Air Canada operates a daily flight to Ezeiza from Toronto, with a stop in Santiago, Chile in both directions, though cash fares aren’t cheap and usually start in the $1,000 range. If redeeming Aeroplan miles, it’s 60,000 miles round-trip from North America in economy class and 110,000 miles for business class. United’s daily flight from Houston could present a good surcharge-free option, especially as they begin introducing their Polaris business class product. Avianca’s 787 lie-flat business class, from New York via Bogotá, is another good shout.
Another interesting option is redeeming Alaska Mileage Plan miles for travel on either American Airlines or LATAM. You can fly one-way from Canada or the U.S. to Buenos Aires for as low as 20,000 Alaska Airlines miles:
Buenos Aires is the jumping-off point for exploring the rest of Argentina as well as neighbouring countries. Fares are reasonable, with one-way fares to nearby cities like Rosario and Córdoba beginning in the $100 range. Popular, farther destinations like Santiago, Rio de Janeiro, and Ushuaia or El Calafate in Argentine Patagonia start in the $300 range one-way. There’s also a few foreign carriers that fly cool fifth-freedom routes to Ezeiza (Air Canada and KLM to Santiago in Chile, Turkish Airlines and Qatar Airways to São Paulo and Emirates to Rio de Janeiro in Brazil, and Air France to Montevideo in Uruguay). Alternatively, Uruguay’s capital can also be reached via a short ferry and bus ride, sitting 200 km down on the opposite side of the Río de la Plata.
The major chain hotels have limited coverage in BA. Marriott has no properties here, and are in fact entirely absent from Argentina. The city’s standout Starwood hotel is the Park Tower, a Luxury Collection Hotel, where average nightly rates are about $300 and a free night can be redeemed for 12,000–16,000 Starpoints. There are also two Sheratons in the downtown area within a few blocks of each other. Lastly, if you’re an IHG loyalist, you can get a free night at the InterContinental Buenos Aires for 30,000 IHG Rewards points a night.

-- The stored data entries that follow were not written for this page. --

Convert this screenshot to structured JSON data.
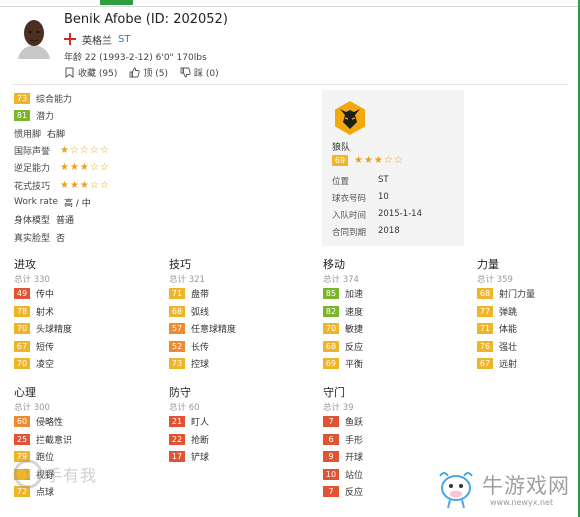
{
  "colors": {
    "green": "#7ab52c",
    "yellow": "#f0b429",
    "orange": "#ee8a2f",
    "red": "#e05434",
    "star": "#e8a317",
    "link": "#2f7dd1",
    "accent": "#2e9e3e"
  },
  "player": {
    "name": "Benik Afobe (ID: 202052)",
    "nation": "英格兰",
    "position": "ST",
    "bio": "年龄 22 (1993-2-12) 6'0\" 170lbs",
    "actions": [
      {
        "icon": "bookmark-icon",
        "label": "收藏 (95)"
      },
      {
        "icon": "thumbs-up-icon",
        "label": "顶 (5)"
      },
      {
        "icon": "thumbs-down-icon",
        "label": "踩 (0)"
      }
    ]
  },
  "info": [
    {
      "label": "综合能力",
      "badge": "73",
      "badge_color": "yellow"
    },
    {
      "label": "潜力",
      "badge": "81",
      "badge_color": "green"
    },
    {
      "label": "惯用脚",
      "value": "右脚"
    },
    {
      "label": "国际声誉",
      "stars": 1
    },
    {
      "label": "逆足能力",
      "stars": 3
    },
    {
      "label": "花式技巧",
      "stars": 3
    },
    {
      "label": "Work rate",
      "value": "高 / 中"
    },
    {
      "label": "身体模型",
      "value": "普通"
    },
    {
      "label": "真实脸型",
      "value": "否"
    }
  ],
  "club": {
    "logo_icon": "wolves-crest-icon",
    "name": "狼队",
    "rating": "69",
    "stars": 3,
    "rows": [
      {
        "label": "位置",
        "value": "ST",
        "link": true
      },
      {
        "label": "球衣号码",
        "value": "10"
      },
      {
        "label": "入队时间",
        "value": "2015-1-14"
      },
      {
        "label": "合同到期",
        "value": "2018"
      }
    ]
  },
  "categories": [
    {
      "key": "attack",
      "title": "进攻",
      "total": "总计 330",
      "stats": [
        {
          "v": "49",
          "n": "传中",
          "c": "red"
        },
        {
          "v": "78",
          "n": "射术",
          "c": "yellow"
        },
        {
          "v": "70",
          "n": "头球精度",
          "c": "yellow"
        },
        {
          "v": "67",
          "n": "短传",
          "c": "yellow"
        },
        {
          "v": "70",
          "n": "凌空",
          "c": "yellow"
        }
      ]
    },
    {
      "key": "skill",
      "title": "技巧",
      "total": "总计 321",
      "stats": [
        {
          "v": "71",
          "n": "盘带",
          "c": "yellow"
        },
        {
          "v": "68",
          "n": "弧线",
          "c": "yellow"
        },
        {
          "v": "57",
          "n": "任意球精度",
          "c": "orange"
        },
        {
          "v": "52",
          "n": "长传",
          "c": "orange"
        },
        {
          "v": "73",
          "n": "控球",
          "c": "yellow"
        }
      ]
    },
    {
      "key": "movement",
      "title": "移动",
      "total": "总计 374",
      "stats": [
        {
          "v": "85",
          "n": "加速",
          "c": "green"
        },
        {
          "v": "82",
          "n": "速度",
          "c": "green"
        },
        {
          "v": "70",
          "n": "敏捷",
          "c": "yellow"
        },
        {
          "v": "68",
          "n": "反应",
          "c": "yellow"
        },
        {
          "v": "69",
          "n": "平衡",
          "c": "yellow"
        }
      ]
    },
    {
      "key": "power",
      "title": "力量",
      "total": "总计 359",
      "stats": [
        {
          "v": "68",
          "n": "射门力量",
          "c": "yellow"
        },
        {
          "v": "77",
          "n": "弹跳",
          "c": "yellow"
        },
        {
          "v": "71",
          "n": "体能",
          "c": "yellow"
        },
        {
          "v": "76",
          "n": "强壮",
          "c": "yellow"
        },
        {
          "v": "67",
          "n": "远射",
          "c": "yellow"
        }
      ]
    },
    {
      "key": "mentality",
      "title": "心理",
      "total": "总计 300",
      "stats": [
        {
          "v": "60",
          "n": "侵略性",
          "c": "orange"
        },
        {
          "v": "25",
          "n": "拦截意识",
          "c": "red"
        },
        {
          "v": "79",
          "n": "跑位",
          "c": "yellow"
        },
        {
          "v": "",
          "n": "视野",
          "c": "yellow"
        },
        {
          "v": "72",
          "n": "点球",
          "c": "yellow"
        }
      ]
    },
    {
      "key": "defending",
      "title": "防守",
      "total": "总计 60",
      "stats": [
        {
          "v": "21",
          "n": "盯人",
          "c": "red"
        },
        {
          "v": "22",
          "n": "抢断",
          "c": "red"
        },
        {
          "v": "17",
          "n": "铲球",
          "c": "red"
        }
      ]
    },
    {
      "key": "goalkeeping",
      "title": "守门",
      "total": "总计 39",
      "stats": [
        {
          "v": "7",
          "n": "鱼跃",
          "c": "red"
        },
        {
          "v": "6",
          "n": "手形",
          "c": "red"
        },
        {
          "v": "9",
          "n": "开球",
          "c": "red"
        },
        {
          "v": "10",
          "n": "站位",
          "c": "red"
        },
        {
          "v": "7",
          "n": "反应",
          "c": "red"
        }
      ]
    }
  ],
  "watermarks": {
    "left_text": "手有我",
    "right_title": "牛游戏网",
    "right_url": "www.newyx.net"
  }
}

Argentina’s capital is a wonderful example of how so many distinct elements can work so well together in a metropolis. The city retains important traces of its history through the grand columns and wrought-iron fences that line its promenades, and its assortment of colourful and diverse neighbourhoods reflects the diversity of its people, who for the most part arrived here in waves of immigration from many corners of the world. All of that expressed in daily porteño life through passionate, fleet-footed tango.